Vamos parar de conversa mole. Se Guido Mantega estivesse se confessando com o papa Francisco e se a Polícia Federal conseguisse acesso ao recinto, ele poderia ter sido preso até no Vaticano — com os devidos entendimentos diplomáticos, é claro.
Exceção feita à restrição de horário, para preservar a inviolabilidade do lar, Mantega poderia ter sido preso em qualquer lugar. Esse negócio de que é um absurdo prender alguém num hospital — e nem foi exatamente assim que a coisa se deu — só serve para enganar trouxas.
Ocorre que a alegação do juiz Sérgio Moro para soltar o ministro leva a essa conclusão. É claro que se trata de um atilado senso de marketing do juiz: ele percebeu que a prisão de um homem já entrado na terceira idade, que é retirado de um hospital, onde sua mulher se trata de um câncer — e no dia de uma cirurgia — era antipropaganda para a Lava-Jato. Somos um povo de coração mole, certo?
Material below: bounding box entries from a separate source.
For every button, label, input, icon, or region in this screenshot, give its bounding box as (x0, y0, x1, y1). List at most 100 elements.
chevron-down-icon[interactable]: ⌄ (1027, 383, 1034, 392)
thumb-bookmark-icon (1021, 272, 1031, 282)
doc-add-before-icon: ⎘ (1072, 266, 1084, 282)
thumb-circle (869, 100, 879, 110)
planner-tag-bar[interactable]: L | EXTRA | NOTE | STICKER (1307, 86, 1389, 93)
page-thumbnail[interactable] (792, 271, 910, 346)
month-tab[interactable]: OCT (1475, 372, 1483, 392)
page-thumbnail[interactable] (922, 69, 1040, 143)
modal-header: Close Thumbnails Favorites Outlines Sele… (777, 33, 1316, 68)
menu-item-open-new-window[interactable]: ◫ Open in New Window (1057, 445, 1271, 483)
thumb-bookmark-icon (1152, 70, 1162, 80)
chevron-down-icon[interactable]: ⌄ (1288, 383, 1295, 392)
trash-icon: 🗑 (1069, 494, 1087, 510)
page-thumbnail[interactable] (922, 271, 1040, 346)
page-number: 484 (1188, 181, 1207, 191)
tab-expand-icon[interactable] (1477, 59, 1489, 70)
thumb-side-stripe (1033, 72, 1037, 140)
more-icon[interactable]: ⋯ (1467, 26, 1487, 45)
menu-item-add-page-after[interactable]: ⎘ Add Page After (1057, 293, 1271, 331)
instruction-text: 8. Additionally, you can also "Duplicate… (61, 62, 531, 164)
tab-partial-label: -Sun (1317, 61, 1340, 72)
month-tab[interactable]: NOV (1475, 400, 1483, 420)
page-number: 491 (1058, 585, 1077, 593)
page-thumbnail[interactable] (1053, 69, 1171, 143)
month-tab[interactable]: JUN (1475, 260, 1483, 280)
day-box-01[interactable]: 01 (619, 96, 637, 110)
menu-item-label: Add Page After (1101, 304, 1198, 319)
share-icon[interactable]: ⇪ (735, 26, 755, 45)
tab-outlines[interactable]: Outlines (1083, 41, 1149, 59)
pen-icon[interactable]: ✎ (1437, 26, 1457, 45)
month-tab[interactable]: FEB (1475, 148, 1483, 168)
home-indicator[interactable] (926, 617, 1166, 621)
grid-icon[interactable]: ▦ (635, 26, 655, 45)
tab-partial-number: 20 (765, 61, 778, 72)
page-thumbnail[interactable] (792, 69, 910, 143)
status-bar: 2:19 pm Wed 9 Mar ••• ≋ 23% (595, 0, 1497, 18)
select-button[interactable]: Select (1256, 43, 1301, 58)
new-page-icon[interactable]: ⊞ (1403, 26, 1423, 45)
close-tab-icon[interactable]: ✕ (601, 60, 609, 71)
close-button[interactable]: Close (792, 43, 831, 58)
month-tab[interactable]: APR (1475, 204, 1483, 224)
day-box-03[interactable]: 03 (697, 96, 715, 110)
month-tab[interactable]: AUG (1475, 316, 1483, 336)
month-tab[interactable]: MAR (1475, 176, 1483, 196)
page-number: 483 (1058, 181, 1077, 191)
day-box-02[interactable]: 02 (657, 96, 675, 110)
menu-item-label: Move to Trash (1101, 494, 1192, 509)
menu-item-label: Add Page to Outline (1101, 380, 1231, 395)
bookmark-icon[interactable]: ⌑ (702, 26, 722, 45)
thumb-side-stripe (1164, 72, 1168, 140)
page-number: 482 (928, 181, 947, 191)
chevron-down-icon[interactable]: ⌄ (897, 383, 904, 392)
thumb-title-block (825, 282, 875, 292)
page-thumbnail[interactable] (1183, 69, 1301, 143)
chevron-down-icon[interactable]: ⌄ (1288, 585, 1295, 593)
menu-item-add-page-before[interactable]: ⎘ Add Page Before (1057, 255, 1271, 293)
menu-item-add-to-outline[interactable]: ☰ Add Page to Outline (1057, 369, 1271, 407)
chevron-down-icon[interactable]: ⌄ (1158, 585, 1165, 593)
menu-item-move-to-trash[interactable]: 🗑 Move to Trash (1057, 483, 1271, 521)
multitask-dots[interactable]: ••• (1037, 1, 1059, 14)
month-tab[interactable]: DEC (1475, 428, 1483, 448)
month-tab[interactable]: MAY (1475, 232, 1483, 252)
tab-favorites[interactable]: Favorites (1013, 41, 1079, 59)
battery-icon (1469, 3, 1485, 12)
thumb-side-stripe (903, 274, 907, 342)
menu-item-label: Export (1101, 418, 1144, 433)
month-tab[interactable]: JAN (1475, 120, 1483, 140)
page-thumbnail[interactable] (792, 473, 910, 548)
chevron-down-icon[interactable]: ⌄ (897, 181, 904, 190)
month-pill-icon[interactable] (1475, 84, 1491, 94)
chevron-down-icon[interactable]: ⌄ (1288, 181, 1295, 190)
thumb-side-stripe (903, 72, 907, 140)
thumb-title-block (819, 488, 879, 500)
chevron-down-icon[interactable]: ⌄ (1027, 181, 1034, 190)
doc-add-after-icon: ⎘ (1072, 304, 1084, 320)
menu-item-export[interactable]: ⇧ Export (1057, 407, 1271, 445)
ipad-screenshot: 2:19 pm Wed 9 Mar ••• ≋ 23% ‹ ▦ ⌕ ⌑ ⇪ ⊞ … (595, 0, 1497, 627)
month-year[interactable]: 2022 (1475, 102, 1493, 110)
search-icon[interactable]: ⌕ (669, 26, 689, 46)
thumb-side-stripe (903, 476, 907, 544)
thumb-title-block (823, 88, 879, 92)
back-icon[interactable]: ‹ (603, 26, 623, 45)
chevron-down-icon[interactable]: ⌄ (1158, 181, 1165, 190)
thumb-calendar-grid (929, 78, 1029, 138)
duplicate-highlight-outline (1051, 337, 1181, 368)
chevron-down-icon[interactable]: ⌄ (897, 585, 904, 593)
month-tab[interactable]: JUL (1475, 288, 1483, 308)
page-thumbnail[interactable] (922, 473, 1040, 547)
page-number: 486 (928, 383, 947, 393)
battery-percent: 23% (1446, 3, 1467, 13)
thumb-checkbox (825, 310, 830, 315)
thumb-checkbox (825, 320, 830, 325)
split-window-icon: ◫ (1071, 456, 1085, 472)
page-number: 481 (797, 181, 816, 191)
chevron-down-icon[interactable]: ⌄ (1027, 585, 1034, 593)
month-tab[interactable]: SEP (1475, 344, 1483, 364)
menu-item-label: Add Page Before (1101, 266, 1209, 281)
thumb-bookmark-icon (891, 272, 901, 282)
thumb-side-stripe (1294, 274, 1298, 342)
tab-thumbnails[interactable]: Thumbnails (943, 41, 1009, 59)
Lamento o sofrimento de qualquer pessoa — e, pois, também o da mulher do ex-ministro e da família. Mas isso, para mim, no que concerne à questão pública, é absolutamente irrelevante. Eu não estou chocado com a suposta crueldade da PF e da Lava-Jato.
A prisão não poderia ter acontecido porque é ilegal; porque não atende aos requisitos da Lei 7.960, que trata da prisão provisória. E é claro que Moro tem consciência disso.
A força-tarefa sabe muito bem que se alimenta, entre outras fontes, do “espírito investigativo” dos jornalistas — havendo a lamentar apenas que a “investigação”, cada vez mais, vire sinônimo apenas de vazamento. Quem ganha pontos com os que detêm a informação — procuradores e policiais — leva para a redação o filé: o nome de algum figurão da política sob investigação ou prestes a ser investigado. Quem desafinar o coro fica com a carne de pescoço. Não leva é nada.
Assim, há um óbvio servilismo da imprensa à Operação Lava Jato, pouco importa o que esta faça; pouco importa se ela se comporta ou não dentro dos limites legais. Tem-se a impressão de que cumprir as regras do jogo, mantendo-se nas balizas do Estado de Direito, é mera questão de lado e outro lado.
Leiam o noticiário. O que menos se fez foi citar a Lei 7.960, que disciplina a prisão provisória. É ela que evidencia que a prisão de Guido Mantega foi arbitrária. Como arbitraria foi a sua soltura se o juiz considerava que havia motivos para prendê-lo. Ou ele deixou, em poucas horas, de ser uma ameaça à investigação só porque sua mulher está com câncer e passava por uma cirurgia.
E não! Eu não acho que Mantega seja inocente. Eu acho é que ele tem de ser responsabilizado segundo as regras do Estado de Direito.
Ao fazer um despacho e alegar a questão de saúde para soltar o ex-ministro, Moro sabe que está investindo e apostando da ignorância média sobre o que é e o que não é lei.
Acho ruim que uma operação dessa importância considere a desinformação dos brasileiros um ativo.
Os brasileiros que choram de piedade não são meus interlocutores. Eu converso com os que pensam.